Looking back, I am grateful to every SA person I met—especially to all those oldtimers who started up these meetings in the first place. I am a very different person today after learning so much from my SA friends and sponsors. The most important phrase I learned is that it’s not what’s on the outside that pollutes me; pollution is an inside job, and so is recovery.

I am not overwhelmed today by resentment or other character defects. They reappear in my life, certainly, especially when I mistake what is going to make me happy. Chasing people, places and things has always made me miserable. My awareness of this is so much sharper today after so many, many meetings and lots of step work. I have learned a healthy self-esteem and have experienced the joy of being accepted by others as I really am. I know it is only one day at a time; that there is always the trap of going back to seeking approval and fulfillment by the world’s standards. When I fall into this trap, I change, darken; become unkind and controlling—controlling even of my recovery and that of others. This is when I need meetings and my sponsor where they act as a kind of “mirror.”

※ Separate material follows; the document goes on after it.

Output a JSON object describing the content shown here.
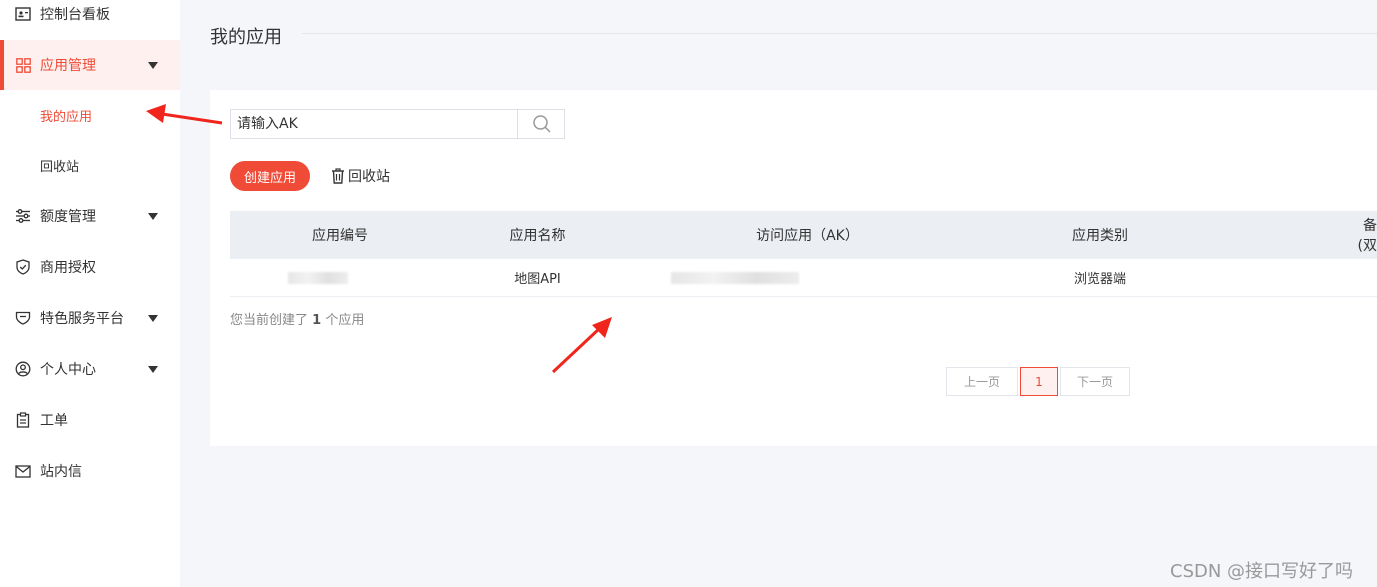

Since the Covid lockdown, attendance at meetings in Munich has at least doubled. Today, our recovery and our fellowship have really grown. Meetings teach me how God transforms us all if we let Him—how interest in our fellows, service, Step work and honest sharing have replaced old sick, selfish thinking and behaviors. Every person’s honesty inspires honesty in others. And the more meetings there are, the more God can get around doing His work, keeping us safe from our old, ingrained addictive patterns. And as we experience the happiness, joy and freedom of recovery, the less we want to go back to the old life; we see the truth of the words, “God could and would if we sought Him.” I did seek Him and am so glad, letting Him do it because I couldn’t. “But God could and would – and He did.”